Chewie 2 a écrit :JacquesD a écrit :C'est certain, mais le programme spatial ne doit pas avoir les mêmes fournisseurs que les fabricants de motos.
Oui. Comme partout ailleurs dans le monde.
JacquesD a écrit :En Europe quelques moteurs d'avions sortant de chez un constructeur qui fournit les voitures de "Sa Majesté" ont rendu l'âme en explosant en plein vol.
Ce sont deux sociétés bien distinctes depuis près de 50 ans. La marque automobile a été conservée au cours de divers rachats pour des raisons évidentes d'identité commerciale, mais n'a plus rien à voir avec le motoriste aéronautique.
En général, les moteurs d'avions civils "n'explosent" pas, ils brûlent. C'est un requis du cahier des charges et de l'habilitation en vol, pour éviter que des débris projetés ne touchent la cabine pressurisée ou la structure portante de l'aile.
OK ! Néanmoins lorsque le premier moteur RR a explosé en vol sur un A 380 du vol Quantas 32 Londres Sydney via Singapour (en 2010 je crois), un bout de rotor a traversé l'aile gauche, endommagé les circuits électriques et les circuits hydrauliques permettant la vidange du kérosène, car l'avion devant se reposer après 5 à 6 minutes de vol était trop lourd de 140 tonnes, un des trains d'atterrissage ne pouvait descendre que par gravité, le moteur interne gauche ne pouvait plus être stoppé.
Evidement le moteur explosé ne pouvait plus faire de rétro poussée, c'était un vrai bordel à bord.
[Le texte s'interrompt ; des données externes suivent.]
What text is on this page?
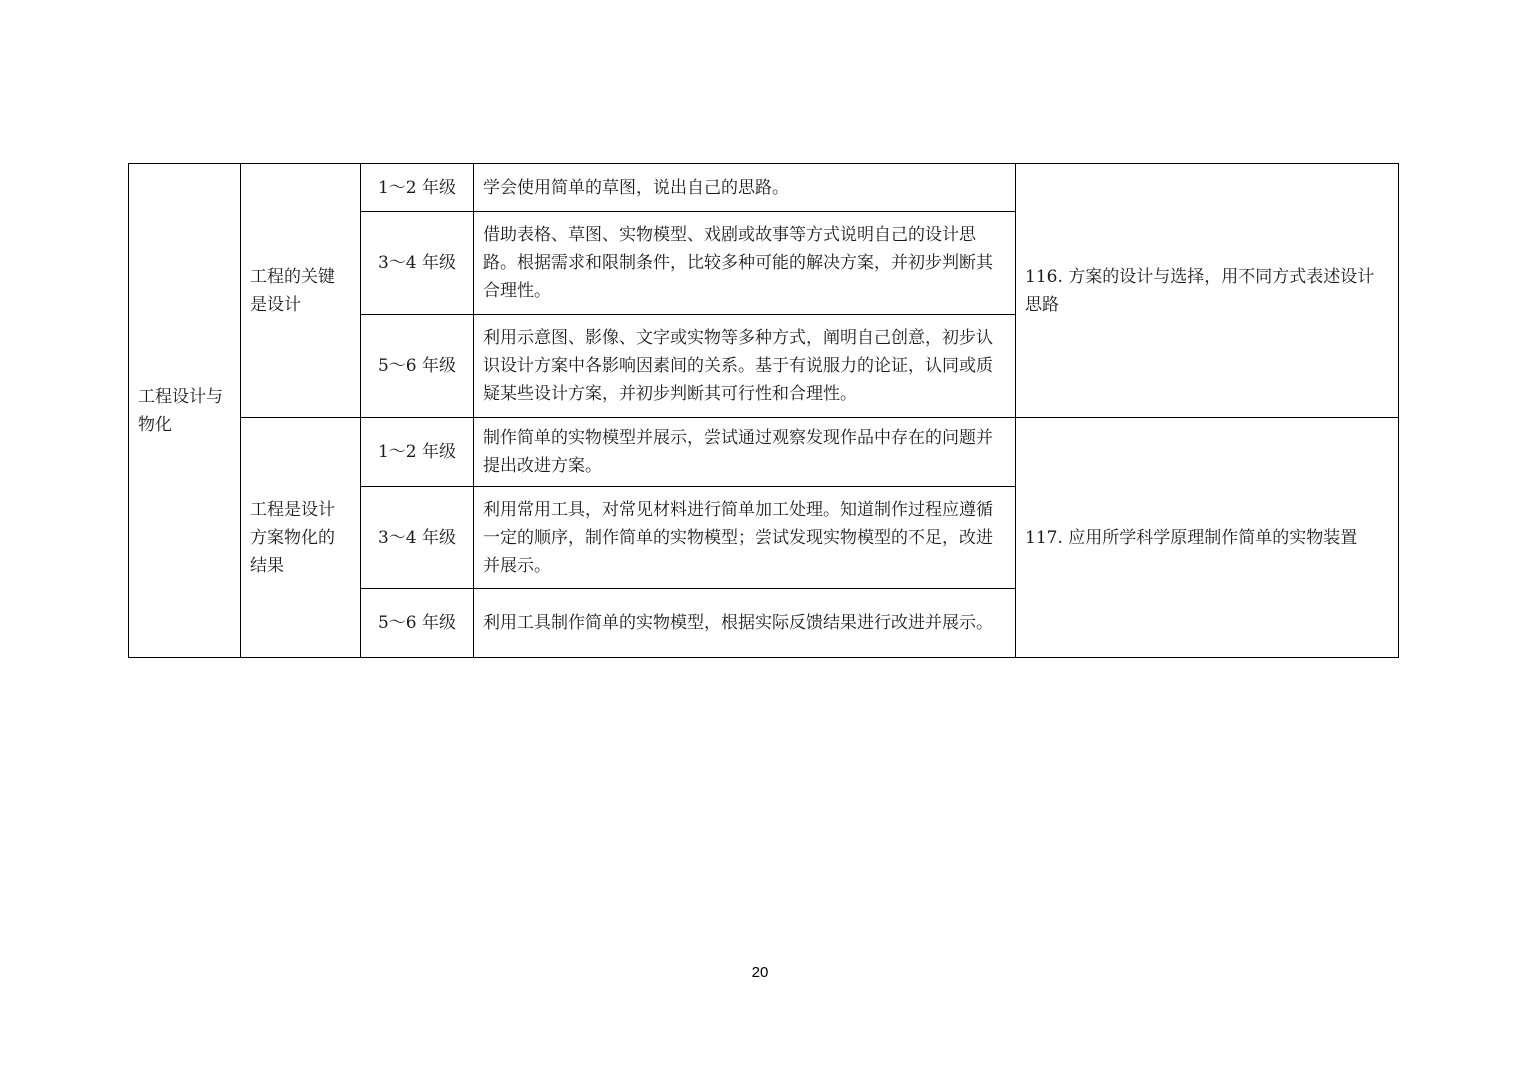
工程设计与物化	工程的关键是设计	1～2 年级	学会使用简单的草图，说出自己的思路。	116. 方案的设计与选择，用不同方式表述设计思路
		3～4 年级	借助表格、草图、实物模型、戏剧或故事等方式说明自己的设计思路。根据需求和限制条件，比较多种可能的解决方案，并初步判断其合理性。	
		5～6 年级	利用示意图、影像、文字或实物等多种方式，阐明自己创意，初步认识设计方案中各影响因素间的关系。基于有说服力的论证，认同或质疑某些设计方案，并初步判断其可行性和合理性。	
	工程是设计方案物化的结果	1～2 年级	制作简单的实物模型并展示，尝试通过观察发现作品中存在的问题并提出改进方案。	117. 应用所学科学原理制作简单的实物装置
		3～4 年级	利用常用工具，对常见材料进行简单加工处理。知道制作过程应遵循一定的顺序，制作简单的实物模型；尝试发现实物模型的不足，改进并展示。	
		5～6 年级	利用工具制作简单的实物模型，根据实际反馈结果进行改进并展示。	
20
Ils se sont reposés sur le terrain de Singapour qui a près de 4 km de long, en chauffant les freins au rouge il ne leur restait que 150 m de piste.
Lorsque le moteur est arrivé chez RR pour expertise, ils se sont aperçu qu'un tube d'amenée d'huile dans les paliers du réacteur était mal usiné, il n'avait par endroits qu'une épaisseur de 0,3mm au lieu de 1,3 ou 1,5 mm. L'huile a donc servi de carburant, la régulation d'arrivée de kérosène ne contrôlait plus rien.
A ce moment-là 60 moteurs Rolls-Royce Trend 900 étaient en service, ils ont tous été stoppés et vérifiés, sur 60 moteurs, 34 présentaient le même défaut, soit plus de 56%, ce problème a fait un scandale (très feutré) dans le milieu, avant d'être étalé au grand jour.
Quelques temps après je suis tombé sur un film YouTube ou Rolls-Royce fait voir toutes les précaution prises lors que la fabrication des moteurs Trent, y compris lors des tests au banc d'essais et la destruction volontaire par rupture d'une pale de rotor, afin de vérifier que la carcasse externe du moteur ne cède pas et empêche les débris de sortir de l'enveloppe du moteur.
Le moteur est donc sacrifié malgré sont prix certainement très élevé (25% du prix de l'avion, là je pense qu'ils parlent des quatre moteurs).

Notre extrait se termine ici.